Le bon Darget, plus froid qu'aucun glaçon,
Dit à sa belle : « Aimable malheureuse,
<241>De vos vertus je prends compassion;
Je suis, hélas! pour le viol maussade,
Ne craignez point de moi quelque enfilade;
Je payerai plutôt votre rançon. »
Il prend sa main, la rassure et console.
Franquin, qui voit Darget se refroidir,
Dit : « Est-ce en France ainsi que l'on viole?
Eh! quand au fait voudrez-vous donc venir? »
- « Hélas! seigneur, nos tristes destinées
Sont en vos mains, ô Franquin généreux!
Cette beauté de grâces tant ornée,
Et ces appas divins et merveilleux,
Seront-ils donc, dans ce séjour funeste,
Abandonnés au désir immodeste
De l'impudique et du premier venu?
Ah! respectez son âge et sa vertu,
Et rendez-lui sa liberté première. »
- « Pauvre Français, dis plutôt ton bréviaire,
Répond Franquin, en se moquant de lui;
De violer c'est la mode aujourd'hui. »
- « Mais, répliqua d'une façon soumise
L'autre en rêvant, d'un moyen je m'avise;
S'il vous plaisait d'accepter de l'argent,
Je payerais à beaux deniers comptants
La liberté de cet astre adorable. »
Ce marché-là plut fort à ce brigand.
« Oui, lui dit-il, si tu m'en donnes ... tant.

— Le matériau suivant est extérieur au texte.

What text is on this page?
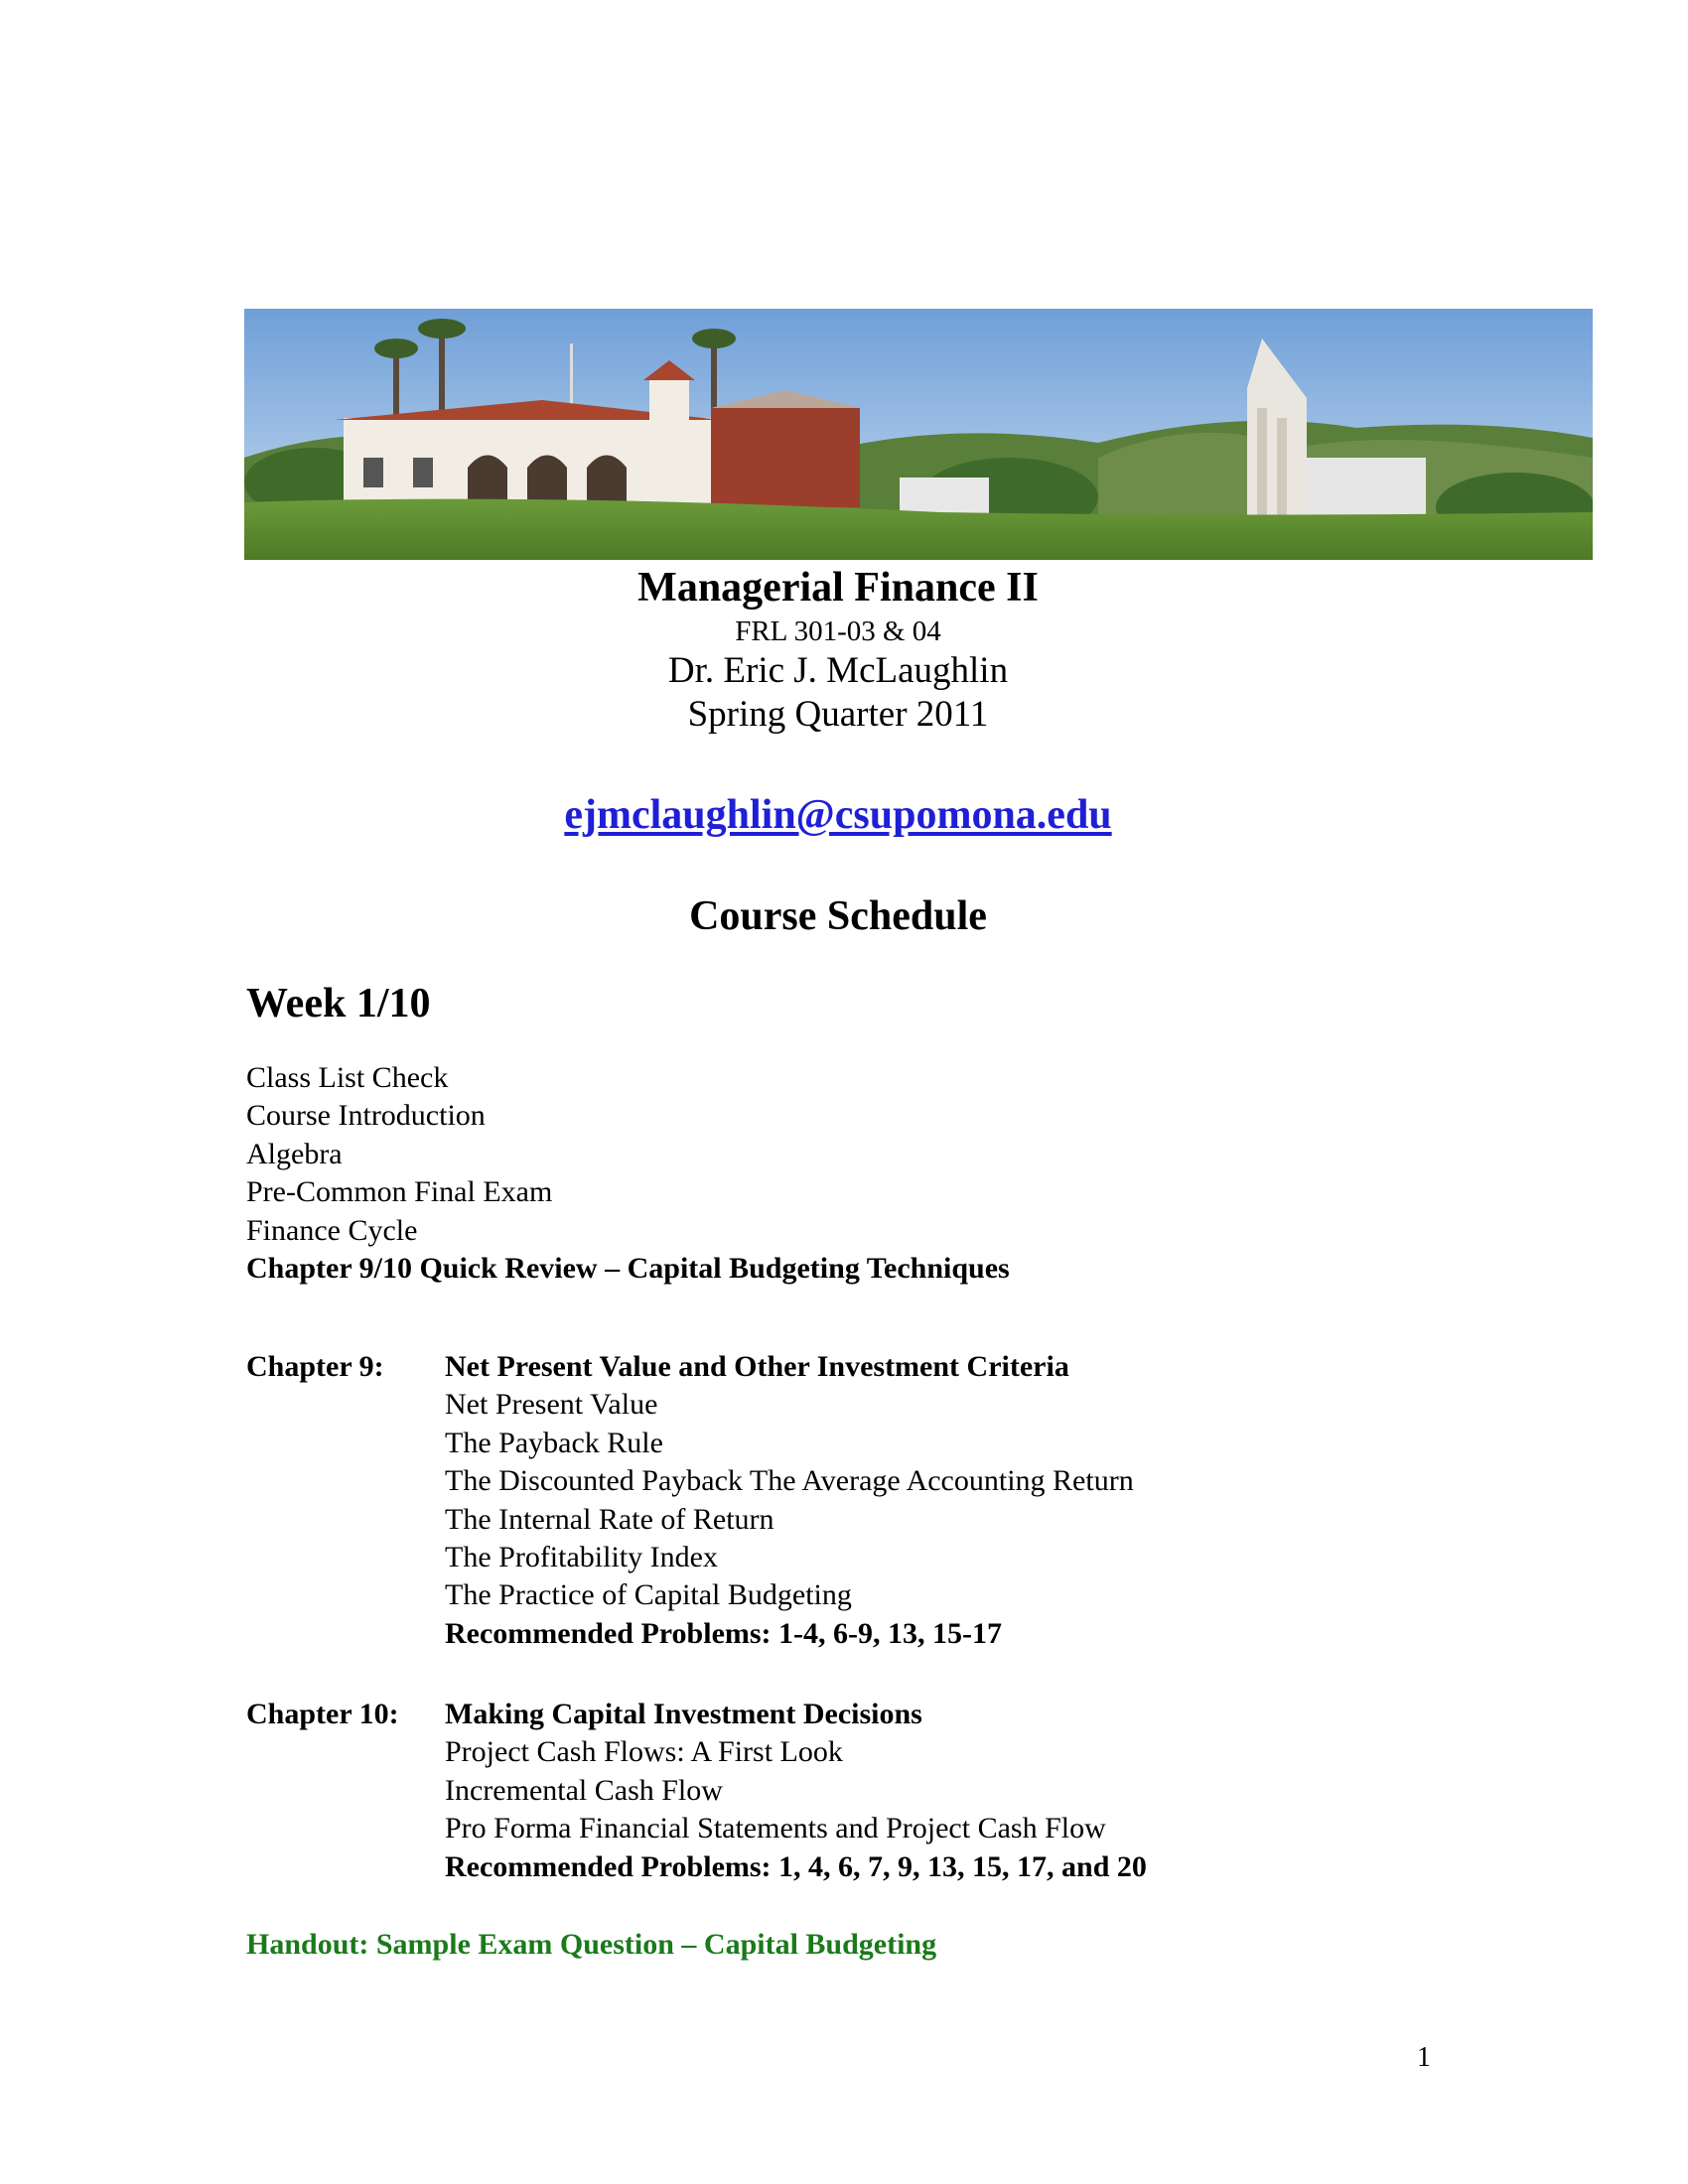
Managerial Finance II
FRL 301-03 & 04
Dr. Eric J. McLaughlin
Spring Quarter 2011
ejmclaughlin@csupomona.edu
Course Schedule
Week 1/10
Class List Check
Course Introduction
Algebra
Pre-Common Final Exam
Finance Cycle
Chapter 9/10 Quick Review – Capital Budgeting Techniques
Chapter 9: Net Present Value and Other Investment Criteria
Net Present Value
The Payback Rule
The Discounted Payback The Average Accounting Return
The Internal Rate of Return
The Profitability Index
The Practice of Capital Budgeting
Recommended Problems: 1-4, 6-9, 13, 15-17
Chapter 10: Making Capital Investment Decisions
Project Cash Flows: A First Look
Incremental Cash Flow
Pro Forma Financial Statements and Project Cash Flow
Recommended Problems: 1, 4, 6, 7, 9, 13, 15, 17, and 20
Handout: Sample Exam Question – Capital Budgeting
1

Qu'elle aille alors, pucelle invulnérable,
Dans sa maison rejoindre son amant. »
Pour cette fois, intérêt détestable,
<242>Tu fus du moins aux humains secourable;
Car tu sauvas des mains d'un insolent
La jeune Aurore, aussi belle qu'aimable,
Sans qu'on lui fît d'outrage en ce boucan.
227-a Jean-Laurent Bernini, architecte italien, appelé par les Français le chevalier Bernin, mourut à Rome, le 29 novembre 1680, dans sa quatre-vingt-deuxième année.
232-a Turpin, archevêque de Reims vers la fin du huitième siècle. On lui attribue la Vie de Charlemagne et de Roland, sans toutefois pouvoir appuyer cette conjecture sur aucun renseignement positif.
235-a Thomas Germain, fameux orfèvre de Paris, mort en 1748.
239-a Dans son Épître à Sweerts (t. X, p. 195), le Roi parle de Marianne Cochois comme d'une des premières danseuses de l'opéra de Berlin : « Marianne, égale à Terpsichore. » Dans une lettre à Voltaire, du 18 décembre 1746, il la place à côté de la Barberina (t. I, p. XIV) et de la Haute-ville.